“Hellooo!”
trailed a hesitant voice tapping ever so lightly at my right shoulder.
I turned around taken aback by the sudden voice,
as I softly stepped out of my own train of thoughts.
I was looking straight at a small timid face of
a young girl with dark lightly arched eyebrows widely spaced on a radiating
broad forehead. Her lips were plump and a deep vibrant tone of peach red as if
she had swallowed the sun and the contours reminded me of early morning petals
of a blooming rose. Her perfectly pointed nose nestled snugly between her high
cheekbones, with the tip sneaking slightly into the air as if curious to know
all that’s going around.

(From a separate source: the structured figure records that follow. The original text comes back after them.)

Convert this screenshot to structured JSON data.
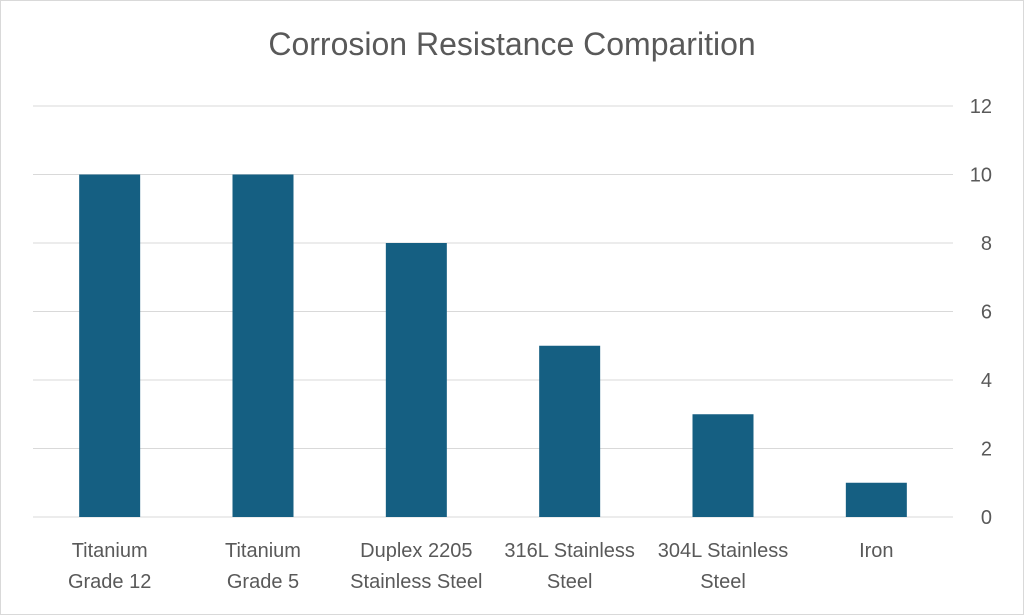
{
  "chart_data": {
    "type": "bar",
    "title": "Corrosion Resistance Comparition",
    "categories": [
      [
        "Titanium",
        "Grade 12"
      ],
      [
        "Titanium",
        "Grade 5"
      ],
      [
        "Duplex 2205",
        "Stainless Steel"
      ],
      [
        "316L Stainless",
        "Steel"
      ],
      [
        "304L Stainless",
        "Steel"
      ],
      [
        "Iron"
      ]
    ],
    "values": [
      10,
      10,
      8,
      5,
      3,
      1
    ],
    "ylim": [
      0,
      12
    ],
    "yticks": [
      0,
      2,
      4,
      6,
      8,
      10,
      12
    ],
    "yaxis_position": "right",
    "grid": true,
    "bar_color": "#155f82",
    "grid_color": "#d9d9d9"
  }
}
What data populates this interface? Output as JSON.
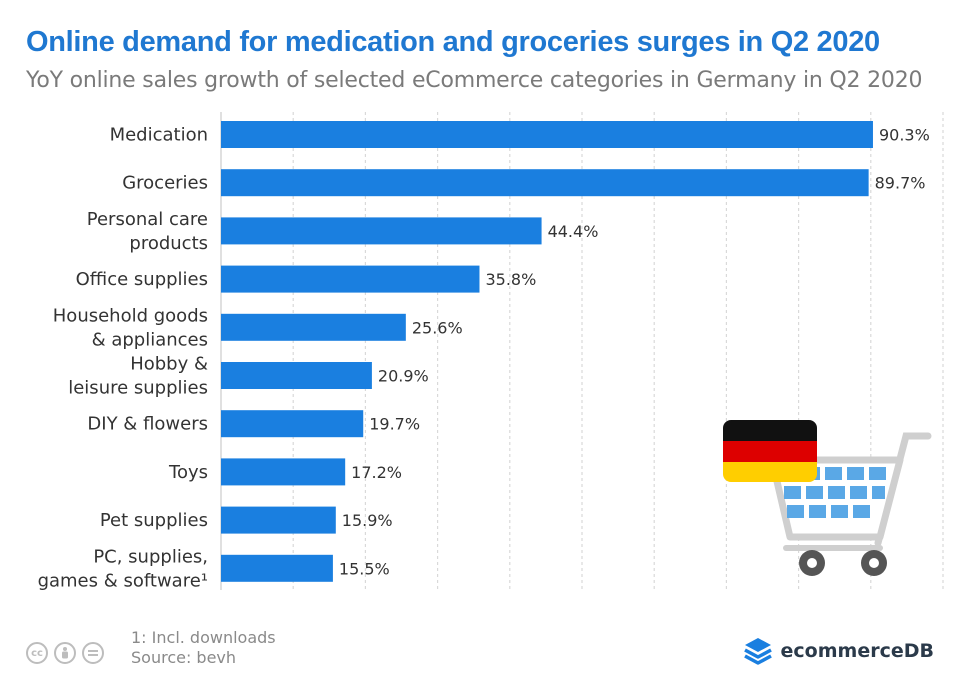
{
  "header": {
    "title": "Online demand for medication and groceries surges in Q2 2020",
    "subtitle": "YoY online sales growth of selected eCommerce categories in Germany in Q2 2020"
  },
  "chart_data": {
    "type": "bar",
    "orientation": "horizontal",
    "categories": [
      [
        "Medication"
      ],
      [
        "Groceries"
      ],
      [
        "Personal care",
        "products"
      ],
      [
        "Office supplies"
      ],
      [
        "Household goods",
        "& appliances"
      ],
      [
        "Hobby &",
        "leisure supplies"
      ],
      [
        "DIY & flowers"
      ],
      [
        "Toys"
      ],
      [
        "Pet supplies"
      ],
      [
        "PC, supplies,",
        "games & software¹"
      ]
    ],
    "values": [
      90.3,
      89.7,
      44.4,
      35.8,
      25.6,
      20.9,
      19.7,
      17.2,
      15.9,
      15.5
    ],
    "value_labels": [
      "90.3%",
      "89.7%",
      "44.4%",
      "35.8%",
      "25.6%",
      "20.9%",
      "19.7%",
      "17.2%",
      "15.9%",
      "15.5%"
    ],
    "xlim": [
      0,
      100
    ],
    "grid": "vertical dashed",
    "bar_color": "#1a7fe0"
  },
  "illustration": {
    "flag_colors": [
      "#111111",
      "#dd0000",
      "#ffce00"
    ],
    "cart_color": "#cfcfcf",
    "cart_accent": "#5aa8e6",
    "icon": "shopping-cart-with-german-flag"
  },
  "footer": {
    "license_icons": [
      "cc",
      "by",
      "nd"
    ],
    "note": "1: Incl. downloads",
    "source": "Source: bevh",
    "brand": "ecommerceDB",
    "brand_color": "#1a7fe0"
  }
}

A course-textured, deep red shawl was tightly wrapped
around her head framing her oval, cherub-like face.
Her
big, dark, watery eyes stared right back at me as she hesitantly questioned,
“Can I talk to you for a moment please?”
It was
not a clichéd manner in which she asked so. Her voice had a certain gripping
ring to it, like the distant soothing yet observant ring of church bells
echoing in a valley.
I
nodded.
“I want
you to always remember a few things. Things about me. I am a girl who doesn’t
like people screaming or shouting in anger, even if it is not at me and I just
happen to stand in the room. It scares me. A lot. I don’t like people being
angry at me. Not even in the slightest of manners. It upsets me, though I do
try not showing that on my face.” She continued in a solemn voice like that of
a child trying to convince some elder of the existence of nymphs, fairies and
mermaids.
She
kept talking and I seemed to have gotten myself to be in a trance-like state. I
stared at her as she stood with me in the cold, cobbled street with a street
light in the background making her presence seem dramatically overwhelming and silhouetting
her petite, fragile figure.
And suddenly
it all started melting in light. As if I stood in a hot room set up with rubber
props that had suddenly started melting and the colours melted down into one
another. The street seemed to be crying.
Crying,
melting and disappearing into nothingness and giving way to a blank, numbing
light. The light didn’t hurt my eyes, as a matter of fact it was quiet soft yet
it engulfed me and and the silence it carried along with it seemed like a
murder of crows angrily screeching and screaming at me and trying to pull at my
hair and skin.
I shut
my eyes close firmly as I felt it all subduing.
I slowly
fumbled my eyes open to find myself surrounded by sooty darkness. Not the kind
of dark where one can make out shapes of things around. Darkness that swallowed
you up steadily, like some fear that gnaws on your insides.